Pasta Julia di Spello, Carbonari M5s, quale destino per l’impresa? “Non cali il silenzio sulla vicenda della Pasta Julia di Spello, una realtà produttiva umbra di eccellenza con quasi 30 anni di storia che vede in pericolo la produzione e i posti di lavoro, anche a causa dell’atteggiamento passivo di una parte della politica”: lo afferma il consigliere regionale Maria Grazia carbonari (M5s).

“A ottobre – ricorda Carbonari – abbiamo raccontato la storia di Pasta Julia di Spello, che tra i soci dell’impresa annovera anche la partecipata della Regione Umbria, Gepafin Spa con il 23,39 per cento del capitale. Dopo un affitto di azienda del 2012 non andato a buon fine, nel 2015 si cercarono altre soluzioni per salvare il pastificio e i suoi dipendenti.

Dopo mesi di annunci e smentite, l’azienda fu affittata a Pastificio Fidelia Srl. I giornali celebrarono con toni trionfalistici il nuovo accordo che avrebbe dovuto prevedere cinque anni di affitto e poi l’acquisto irrevocabile del complesso aziendale di Pasta Julia e del marchio per 4,6 milioni di euro.

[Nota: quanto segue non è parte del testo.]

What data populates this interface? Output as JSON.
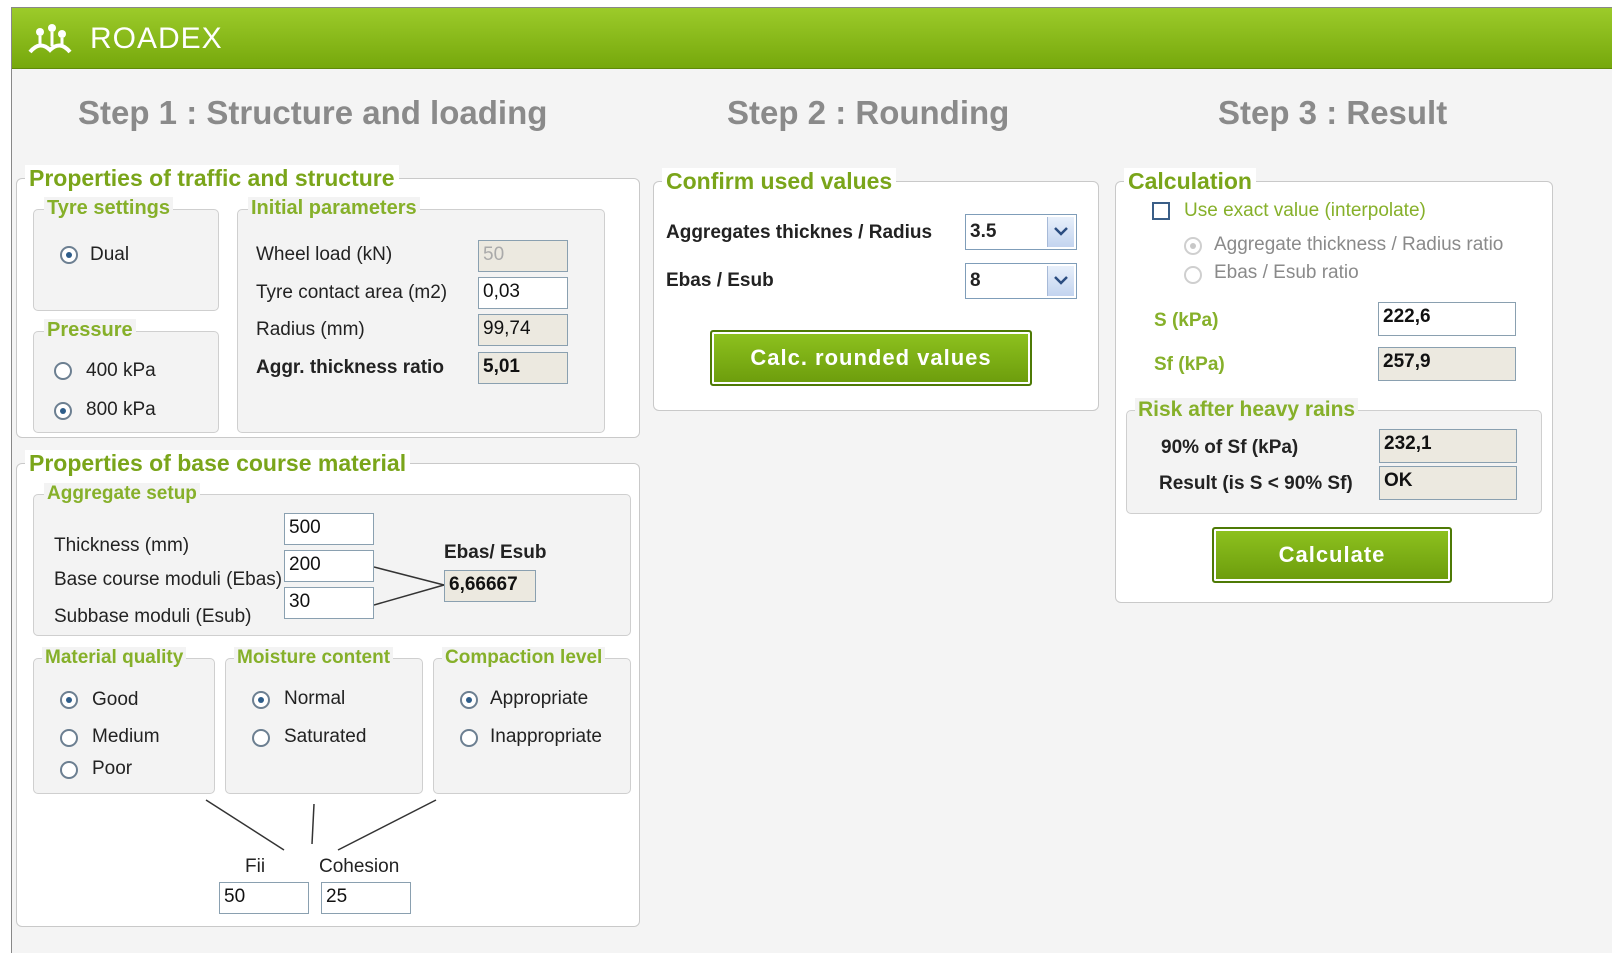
{
  "app": {
    "brand": "ROADEX"
  },
  "steps": [
    "Step 1 : Structure and loading",
    "Step 2 : Rounding",
    "Step 3 : Result"
  ],
  "traffic": {
    "title": "Properties of traffic and structure",
    "tyre": {
      "title": "Tyre settings",
      "option": "Dual"
    },
    "pressure": {
      "title": "Pressure",
      "options": [
        "400 kPa",
        "800 kPa"
      ],
      "selected": "800 kPa"
    },
    "initial": {
      "title": "Initial parameters",
      "wheel_load_label": "Wheel load (kN)",
      "wheel_load": "50",
      "contact_label": "Tyre contact area (m2)",
      "contact": "0,03",
      "radius_label": "Radius (mm)",
      "radius": "99,74",
      "ratio_label": "Aggr. thickness ratio",
      "ratio": "5,01"
    }
  },
  "base": {
    "title": "Properties of base course material",
    "aggregate": {
      "title": "Aggregate setup",
      "thickness_label": "Thickness (mm)",
      "thickness": "500",
      "base_label": "Base course moduli (Ebas)",
      "base": "200",
      "subbase_label": "Subbase moduli (Esub)",
      "subbase": "30",
      "ratio_label": "Ebas/ Esub",
      "ratio": "6,66667"
    },
    "quality": {
      "title": "Material quality",
      "options": [
        "Good",
        "Medium",
        "Poor"
      ],
      "selected": "Good"
    },
    "moisture": {
      "title": "Moisture content",
      "options": [
        "Normal",
        "Saturated"
      ],
      "selected": "Normal"
    },
    "compaction": {
      "title": "Compaction level",
      "options": [
        "Appropriate",
        "Inappropriate"
      ],
      "selected": "Appropriate"
    },
    "fii_label": "Fii",
    "fii": "50",
    "cohesion_label": "Cohesion",
    "cohesion": "25"
  },
  "confirm": {
    "title": "Confirm used values",
    "agg_label": "Aggregates thicknes / Radius",
    "agg_value": "3.5",
    "ebas_label": "Ebas / Esub",
    "ebas_value": "8",
    "button": "Calc. rounded values"
  },
  "calculation": {
    "title": "Calculation",
    "exact_label": "Use exact value (interpolate)",
    "exact_checked": false,
    "options": [
      "Aggregate thickness / Radius ratio",
      "Ebas / Esub ratio"
    ],
    "s_label": "S (kPa)",
    "s": "222,6",
    "sf_label": "Sf (kPa)",
    "sf": "257,9",
    "risk": {
      "title": "Risk after heavy rains",
      "p90_label": "90% of Sf (kPa)",
      "p90": "232,1",
      "result_label": "Result (is S < 90% Sf)",
      "result": "OK"
    },
    "button": "Calculate"
  },
  "colors": {
    "accent": "#7aa51a",
    "header": "#86b818"
  }
}
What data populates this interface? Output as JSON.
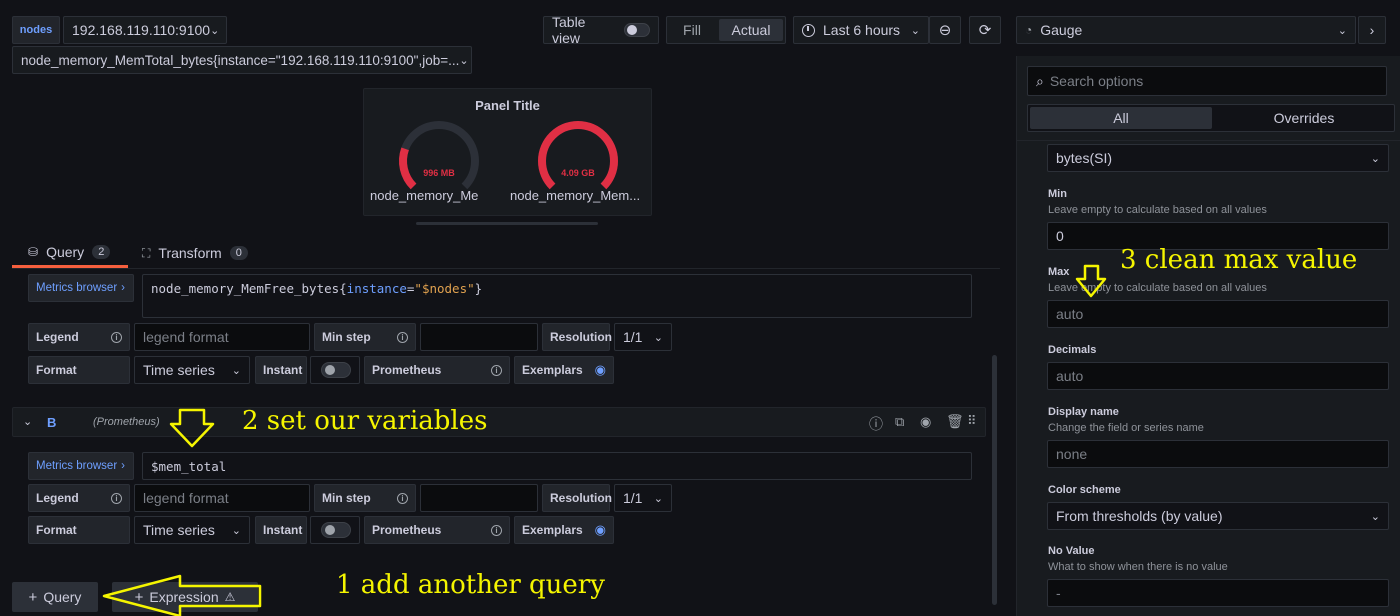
{
  "toolbar": {
    "var_label": "nodes",
    "var_value": "192.168.119.110:9100",
    "series_select": "node_memory_MemTotal_bytes{instance=\"192.168.119.110:9100\",job=...",
    "table_view": "Table view",
    "fill": "Fill",
    "actual": "Actual",
    "time_range": "Last 6 hours",
    "viz": "Gauge"
  },
  "panel": {
    "title": "Panel Title",
    "gauges": [
      {
        "value": "996 MB",
        "label": "node_memory_Mem...",
        "fraction": 0.24
      },
      {
        "value": "4.09 GB",
        "label": "node_memory_Mem...",
        "fraction": 1.0
      }
    ],
    "gauge_color": "#e02f44"
  },
  "tabs": {
    "query": "Query",
    "query_count": "2",
    "transform": "Transform",
    "transform_count": "0"
  },
  "queryA": {
    "metrics_browser": "Metrics browser",
    "expr_prefix": "node_memory_MemFree_bytes{",
    "expr_key": "instance",
    "expr_eq": "=",
    "expr_val": "\"$nodes\"",
    "expr_suffix": "}"
  },
  "queryB": {
    "letter": "B",
    "datasource": "(Prometheus)",
    "metrics_browser": "Metrics browser",
    "expr": "$mem_total"
  },
  "options_row": {
    "legend": "Legend",
    "legend_placeholder": "legend format",
    "min_step": "Min step",
    "resolution": "Resolution",
    "resolution_value": "1/1",
    "format": "Format",
    "format_value": "Time series",
    "instant": "Instant",
    "prometheus": "Prometheus",
    "exemplars": "Exemplars"
  },
  "bottom": {
    "add_query": "Query",
    "expression": "Expression"
  },
  "options_pane": {
    "search_placeholder": "Search options",
    "tab_all": "All",
    "tab_overrides": "Overrides",
    "unit_value": "bytes(SI)",
    "min_label": "Min",
    "min_desc": "Leave empty to calculate based on all values",
    "min_value": "0",
    "max_label": "Max",
    "max_desc": "Leave empty to calculate based on all values",
    "max_placeholder": "auto",
    "decimals_label": "Decimals",
    "decimals_placeholder": "auto",
    "display_name_label": "Display name",
    "display_name_desc": "Change the field or series name",
    "display_name_placeholder": "none",
    "color_scheme_label": "Color scheme",
    "color_scheme_value": "From thresholds (by value)",
    "no_value_label": "No Value",
    "no_value_desc": "What to show when there is no value",
    "no_value_placeholder": "-"
  },
  "annotations": {
    "a1": "1 add another query",
    "a2": "2  set our variables",
    "a3": "3 clean max value",
    "color": "#f5f500"
  }
}
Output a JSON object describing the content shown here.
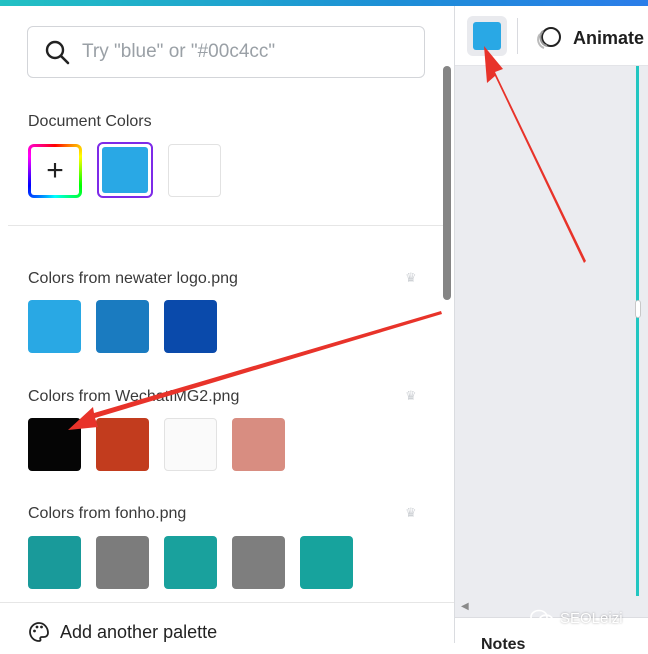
{
  "search": {
    "placeholder": "Try \"blue\" or \"#00c4cc\""
  },
  "document_colors": {
    "title": "Document Colors",
    "add_symbol": "+",
    "swatches": [
      "#29a8e5",
      "#ffffff"
    ]
  },
  "palettes": [
    {
      "title": "Colors from newater logo.png",
      "colors": [
        "#29a8e4",
        "#1a7bc0",
        "#0a4aab"
      ]
    },
    {
      "title": "Colors from WechatIMG2.png",
      "colors": [
        "#050505",
        "#c23c1e",
        "#fafafa",
        "#d88d81"
      ]
    },
    {
      "title": "Colors from fonho.png",
      "colors": [
        "#199a9a",
        "#7c7c7c",
        "#19a19d",
        "#7e7e7e",
        "#17a39d"
      ]
    }
  ],
  "bottom": {
    "add_palette_label": "Add another palette"
  },
  "toolbar": {
    "selected_color": "#29a8e5",
    "animate_label": "Animate"
  },
  "notes_label": "Notes",
  "watermark": "SEOLeizi",
  "annotation_color": "#e8332a",
  "canvas_edge_color": "#21c6c1"
}
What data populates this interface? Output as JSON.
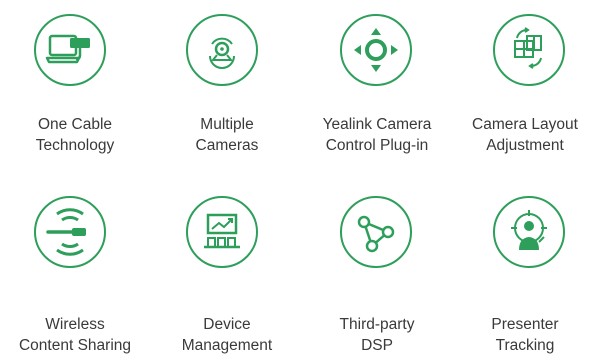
{
  "colors": {
    "accent": "#2e9e5b",
    "text": "#3a3a3a"
  },
  "features": [
    {
      "icon": "laptop-cable-icon",
      "line1": "One Cable",
      "line2": "Technology"
    },
    {
      "icon": "multiple-cameras-icon",
      "line1": "Multiple",
      "line2": "Cameras"
    },
    {
      "icon": "camera-control-dpad-icon",
      "line1": "Yealink Camera",
      "line2": "Control Plug-in"
    },
    {
      "icon": "camera-layout-icon",
      "line1": "Camera Layout",
      "line2": "Adjustment"
    },
    {
      "icon": "wireless-share-icon",
      "line1": "Wireless",
      "line2": "Content Sharing"
    },
    {
      "icon": "device-management-icon",
      "line1": "Device",
      "line2": "Management"
    },
    {
      "icon": "third-party-dsp-icon",
      "line1": "Third-party",
      "line2": "DSP"
    },
    {
      "icon": "presenter-tracking-icon",
      "line1": "Presenter",
      "line2": "Tracking"
    }
  ]
}
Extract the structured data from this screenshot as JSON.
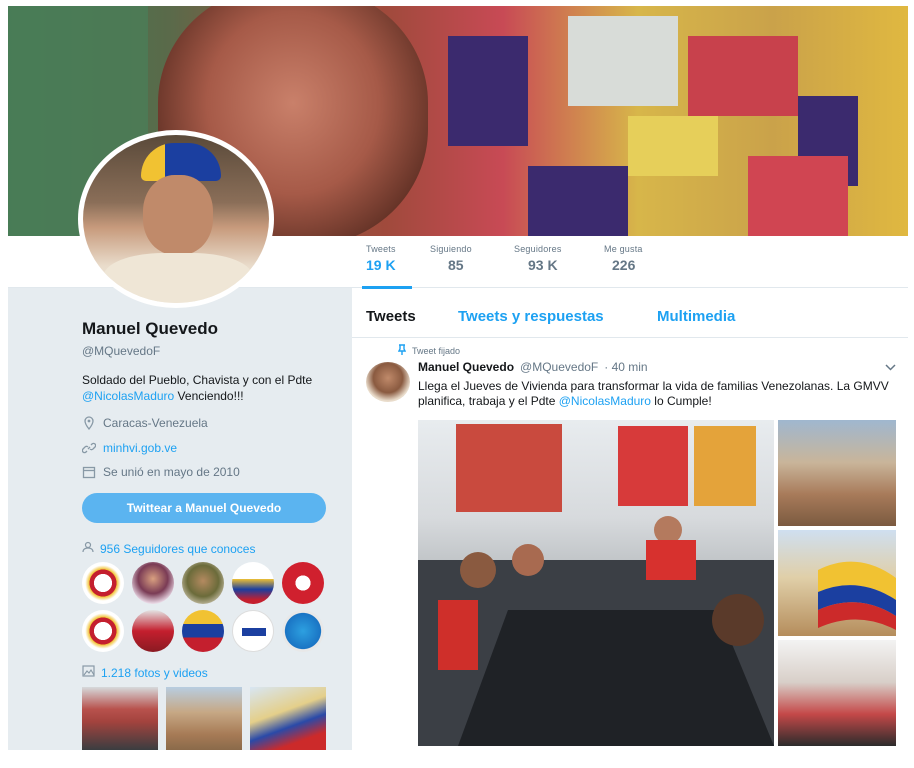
{
  "stats": [
    {
      "label": "Tweets",
      "value": "19 K",
      "active": true
    },
    {
      "label": "Siguiendo",
      "value": "85",
      "active": false
    },
    {
      "label": "Seguidores",
      "value": "93 K",
      "active": false
    },
    {
      "label": "Me gusta",
      "value": "226",
      "active": false
    }
  ],
  "profile": {
    "name": "Manuel Quevedo",
    "handle": "@MQuevedoF",
    "bio_pre": "Soldado del Pueblo, Chavista y con el Pdte ",
    "bio_link": "@NicolasMaduro",
    "bio_post": " Venciendo!!!",
    "location": "Caracas-Venezuela",
    "website": "minhvi.gob.ve",
    "joined": "Se unió en mayo de 2010",
    "tweet_to_label": "Twittear a Manuel Quevedo",
    "followers_known": "956 Seguidores que conoces",
    "photos_label": "1.218 fotos y videos"
  },
  "tabs": [
    "Tweets",
    "Tweets y respuestas",
    "Multimedia"
  ],
  "tweet": {
    "pinned_label": "Tweet fijado",
    "name": "Manuel Quevedo",
    "handle": "@MQuevedoF",
    "time": "· 40 min",
    "text_pre": "Llega el Jueves de Vivienda para transformar la vida de familias Venezolanas. La GMVV planifica, trabaja y el Pdte ",
    "text_link": "@NicolasMaduro",
    "text_post": " lo Cumple!"
  },
  "colors": {
    "accent": "#1da1f2",
    "sidebar_bg": "#e6ecf0"
  }
}
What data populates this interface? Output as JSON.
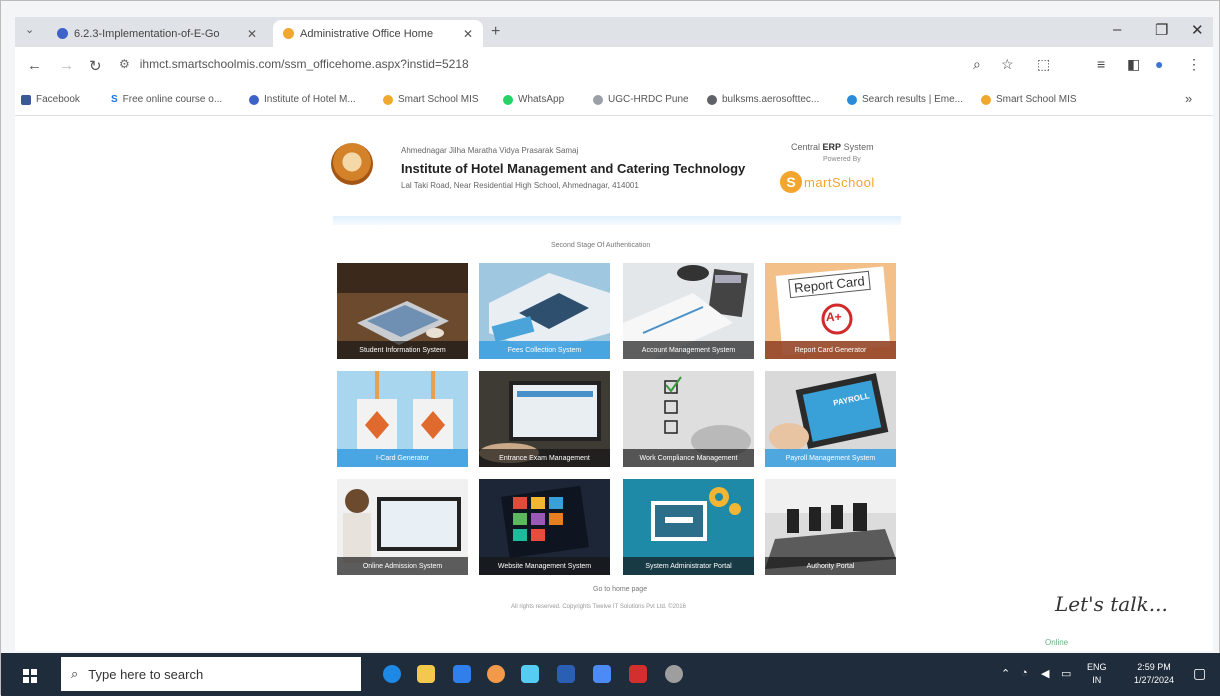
{
  "browser": {
    "tabs": [
      {
        "label": "6.2.3-Implementation-of-E-Go",
        "active": false
      },
      {
        "label": "Administrative Office Home",
        "active": true
      }
    ],
    "new_tab": "+",
    "url": "ihmct.smartschoolmis.com/ssm_officehome.aspx?instid=5218"
  },
  "bookmarks": [
    "Facebook",
    "Free online course o...",
    "Institute of Hotel M...",
    "Smart School MIS",
    "WhatsApp",
    "UGC-HRDC Pune",
    "bulksms.aerosofttec...",
    "Search results | Eme...",
    "Smart School MIS"
  ],
  "bookmarks_more": "»",
  "page": {
    "org_line1": "Ahmednagar Jilha Maratha Vidya Prasarak Samaj",
    "title": "Institute of Hotel Management and Catering Technology",
    "address": "Lal Taki Road, Near Residential High School, Ahmednagar, 414001",
    "erp_prefix": "Central",
    "erp_bold": "ERP",
    "erp_suffix": "System",
    "powered_by": "Powered By",
    "brand_s": "S",
    "brand_mart": "mart",
    "brand_school": "School",
    "stage_text": "Second Stage Of Authentication",
    "modules": [
      "Student Information System",
      "Fees Collection System",
      "Account Management System",
      "Report Card Generator",
      "I-Card Generator",
      "Entrance Exam Management",
      "Work Compliance Management",
      "Payroll Management System",
      "Online Admission System",
      "Website Management System",
      "System Administrator Portal",
      "Authority Portal"
    ],
    "report_card_text": "Report Card",
    "grade_text": "A+",
    "payroll_text": "PAYROLL",
    "goto_home": "Go to home page",
    "copyright": "All rights reserved. Copyrights Twelve IT Solutions Pvt Ltd. ©2016",
    "chat_text": "Let's talk...",
    "chat_status": "Online"
  },
  "taskbar": {
    "search_placeholder": "Type here to search",
    "lang_1": "ENG",
    "lang_2": "IN",
    "time": "2:59 PM",
    "date": "1/27/2024"
  }
}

La realtà recentemente riportata dai giornali sembra però molto diversa, con dipendenti del pastificio che avrebbero lamentato addirittura di non ricevere gli stipendi. Ho voluto in particolare verificare la notizia secondo cui i nuovi affittuari non avrebbero pagato i canoni di affitto dovuti d’azienda alla società madre (con danno indiretto anche alla partecipata regionale Gepafin), notizia purtroppo confermata dalla Giunta al question time del 9 novembre in cui confermò che ‘corrisponde al vero il mancato versamento dei canoni, ma a fronte di crediti vantati per 125mila euro per canoni, ci sono le fideiussioni bancarie a suo tempo stipulate immediatamente attuabili dal liquidatore’ oltre ad altre procedure di recupero di Gepafin verso altri soggetti”.

“Verificherò – conclude – che sia stata fatto tutto il necessario da parte del liquidatore di Pasta Julia (PJ Srl in liquidazione) a tutela del patrimonio della società, trattandosi indirettamente di soldi di tutti cittadini umbri. Soprattutto, farò tutto quello che le mie prerogative consentono affinché venga salvata la produzione e i posti di lavoro, verificando l’operato di tutti gli attori coinvolti e pretendendo adeguate garanzie sul rispetto degli impegni assunti”.